Dass sie gekündigt wurden, ist aus Sicht der Richter nicht allein dem Wegfall ihres Arbeitsplatzes geschuldet, sondern unmittelbare Folge der Bevorzugung anderer Arbeitnehmer. Da die Pharmareferenten aber nichts von der Umstrukturierung gewusst hätten und die neuen Stellen nicht höher dotiert gewesen seien, habe für sie kein Anlass bestanden, sich darauf zu bewerben.

Arbeitnehmer hätten jedoch Anspruch auf eine korrekte Sozialauswahl, stellten die Richter klar. Der Arbeitgeber dürfe eine Kündigung auch nicht mit einer Situation rechtfertigen, die er selbst geschaffen habe. Als solche sah das Landesarbeitsgericht die Umstrukturierung des Außendienstes. Die Entscheidung ist noch nicht rechtskräftig. Rechtsbeschwerde wurde zwar nicht zugelassen – AstraZeneca hat jedoch bereits Nichtzulassungsbeschwerde eingelegt. Da das Verfahren somit noch läuft, will sich der Hersteller noch nicht zu dem Streit und den möglichen Folgen für den Außendienst äußern.
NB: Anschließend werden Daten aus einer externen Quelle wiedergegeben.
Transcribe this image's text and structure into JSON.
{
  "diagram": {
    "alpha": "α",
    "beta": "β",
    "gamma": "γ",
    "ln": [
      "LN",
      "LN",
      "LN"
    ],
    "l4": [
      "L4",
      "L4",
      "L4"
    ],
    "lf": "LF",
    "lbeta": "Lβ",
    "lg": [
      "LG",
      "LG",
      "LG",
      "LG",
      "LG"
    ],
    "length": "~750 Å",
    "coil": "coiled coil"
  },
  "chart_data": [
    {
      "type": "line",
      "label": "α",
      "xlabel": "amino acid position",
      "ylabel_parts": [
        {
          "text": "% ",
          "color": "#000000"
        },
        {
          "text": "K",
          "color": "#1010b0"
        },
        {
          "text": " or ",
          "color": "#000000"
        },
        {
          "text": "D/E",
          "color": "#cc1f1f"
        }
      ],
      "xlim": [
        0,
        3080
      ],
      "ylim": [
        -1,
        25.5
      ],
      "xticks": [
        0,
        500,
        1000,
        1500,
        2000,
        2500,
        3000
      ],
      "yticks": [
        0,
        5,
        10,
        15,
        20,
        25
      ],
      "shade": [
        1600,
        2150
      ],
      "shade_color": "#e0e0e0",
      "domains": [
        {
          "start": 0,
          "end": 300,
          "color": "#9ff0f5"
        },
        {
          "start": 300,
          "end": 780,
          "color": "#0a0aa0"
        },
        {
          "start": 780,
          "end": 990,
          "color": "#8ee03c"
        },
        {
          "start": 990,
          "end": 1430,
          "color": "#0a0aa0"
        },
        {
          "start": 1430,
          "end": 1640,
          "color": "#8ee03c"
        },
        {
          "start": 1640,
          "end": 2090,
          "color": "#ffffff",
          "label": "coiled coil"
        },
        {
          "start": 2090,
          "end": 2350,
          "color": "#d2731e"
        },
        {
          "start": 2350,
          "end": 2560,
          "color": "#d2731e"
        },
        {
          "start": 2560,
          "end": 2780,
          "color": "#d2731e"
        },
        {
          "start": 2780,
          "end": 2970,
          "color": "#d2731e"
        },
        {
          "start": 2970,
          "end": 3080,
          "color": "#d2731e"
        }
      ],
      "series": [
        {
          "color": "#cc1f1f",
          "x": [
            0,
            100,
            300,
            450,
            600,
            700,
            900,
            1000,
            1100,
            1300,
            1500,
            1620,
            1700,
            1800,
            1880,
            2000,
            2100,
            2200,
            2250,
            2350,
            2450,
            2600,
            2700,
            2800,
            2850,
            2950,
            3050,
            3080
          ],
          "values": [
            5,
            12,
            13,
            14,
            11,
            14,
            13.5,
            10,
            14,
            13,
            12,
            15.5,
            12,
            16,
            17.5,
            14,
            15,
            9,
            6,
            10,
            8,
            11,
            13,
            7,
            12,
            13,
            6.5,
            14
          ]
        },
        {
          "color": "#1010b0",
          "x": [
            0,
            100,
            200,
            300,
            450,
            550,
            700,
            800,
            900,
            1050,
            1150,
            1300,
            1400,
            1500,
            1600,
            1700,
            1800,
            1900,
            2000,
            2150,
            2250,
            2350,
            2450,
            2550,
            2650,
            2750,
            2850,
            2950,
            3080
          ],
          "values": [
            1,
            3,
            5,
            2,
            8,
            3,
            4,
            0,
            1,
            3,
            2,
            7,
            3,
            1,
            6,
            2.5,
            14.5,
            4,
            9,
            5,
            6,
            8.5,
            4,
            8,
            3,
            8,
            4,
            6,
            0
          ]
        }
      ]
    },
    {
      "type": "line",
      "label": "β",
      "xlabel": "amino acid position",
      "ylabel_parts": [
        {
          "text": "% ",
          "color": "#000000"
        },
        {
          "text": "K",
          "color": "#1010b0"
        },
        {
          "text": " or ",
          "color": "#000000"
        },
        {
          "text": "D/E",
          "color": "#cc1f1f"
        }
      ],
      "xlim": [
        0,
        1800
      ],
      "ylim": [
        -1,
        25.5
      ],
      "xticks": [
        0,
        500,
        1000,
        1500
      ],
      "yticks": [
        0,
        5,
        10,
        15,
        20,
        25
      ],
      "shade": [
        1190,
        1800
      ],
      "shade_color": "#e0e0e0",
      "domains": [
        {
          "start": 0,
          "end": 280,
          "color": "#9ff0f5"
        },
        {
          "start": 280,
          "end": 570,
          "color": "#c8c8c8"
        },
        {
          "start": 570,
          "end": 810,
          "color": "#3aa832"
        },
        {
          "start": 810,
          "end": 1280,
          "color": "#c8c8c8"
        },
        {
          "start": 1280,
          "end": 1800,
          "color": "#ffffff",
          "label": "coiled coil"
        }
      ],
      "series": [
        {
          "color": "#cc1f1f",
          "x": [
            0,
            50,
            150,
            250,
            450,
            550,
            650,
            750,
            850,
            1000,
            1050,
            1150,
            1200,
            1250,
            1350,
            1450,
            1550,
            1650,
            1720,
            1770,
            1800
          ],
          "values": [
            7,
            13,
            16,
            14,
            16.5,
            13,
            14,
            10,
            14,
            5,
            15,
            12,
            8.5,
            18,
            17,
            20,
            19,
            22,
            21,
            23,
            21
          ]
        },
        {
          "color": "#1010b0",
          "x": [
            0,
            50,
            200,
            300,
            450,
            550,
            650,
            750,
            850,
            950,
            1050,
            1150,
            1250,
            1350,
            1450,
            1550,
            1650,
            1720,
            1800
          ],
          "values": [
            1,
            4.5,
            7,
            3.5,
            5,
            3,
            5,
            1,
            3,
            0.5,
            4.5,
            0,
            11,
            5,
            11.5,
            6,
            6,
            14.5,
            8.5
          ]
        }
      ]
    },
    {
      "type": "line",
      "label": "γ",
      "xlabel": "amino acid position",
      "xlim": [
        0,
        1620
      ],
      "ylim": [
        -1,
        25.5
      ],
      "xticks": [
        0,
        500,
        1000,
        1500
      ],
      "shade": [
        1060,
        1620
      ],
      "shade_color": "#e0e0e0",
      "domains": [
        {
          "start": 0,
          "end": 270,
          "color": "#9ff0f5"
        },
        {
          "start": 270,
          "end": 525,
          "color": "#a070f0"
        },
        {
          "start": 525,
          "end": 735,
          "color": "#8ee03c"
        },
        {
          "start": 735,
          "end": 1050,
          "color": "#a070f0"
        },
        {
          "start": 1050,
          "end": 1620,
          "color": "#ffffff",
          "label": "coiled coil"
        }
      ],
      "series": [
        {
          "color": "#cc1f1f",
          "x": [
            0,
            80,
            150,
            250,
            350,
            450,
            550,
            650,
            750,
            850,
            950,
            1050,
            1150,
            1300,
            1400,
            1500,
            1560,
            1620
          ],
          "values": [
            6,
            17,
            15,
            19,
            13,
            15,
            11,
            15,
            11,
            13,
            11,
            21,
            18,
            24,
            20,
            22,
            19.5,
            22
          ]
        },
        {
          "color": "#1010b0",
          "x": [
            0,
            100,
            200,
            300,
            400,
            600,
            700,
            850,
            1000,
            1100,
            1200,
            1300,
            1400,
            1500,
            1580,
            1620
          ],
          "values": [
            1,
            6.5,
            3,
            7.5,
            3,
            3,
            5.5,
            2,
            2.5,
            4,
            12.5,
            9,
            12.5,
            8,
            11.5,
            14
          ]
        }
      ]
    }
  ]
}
Das Landesarbeitsgericht hat sich im vergangenen Jahr bereits mit einem anderen Aspekt des Streits befasst: Als der Betriebsrat von den geplanten Stellenkürzungen erfuhr, wurde er zur Geheimhaltung verpflichtet. Der Vorsitzende Frank Gotzhein kritisierte im „Spiegel“, dass dadurch eine echte Interessenvertretung deutlich erschwert werde. Vor Gericht bekam der Betriebsrat schließlich recht: Das Landesarbeitsgericht stellte im Mai fest, dass kein Geschäftsgeheimnis vorlag.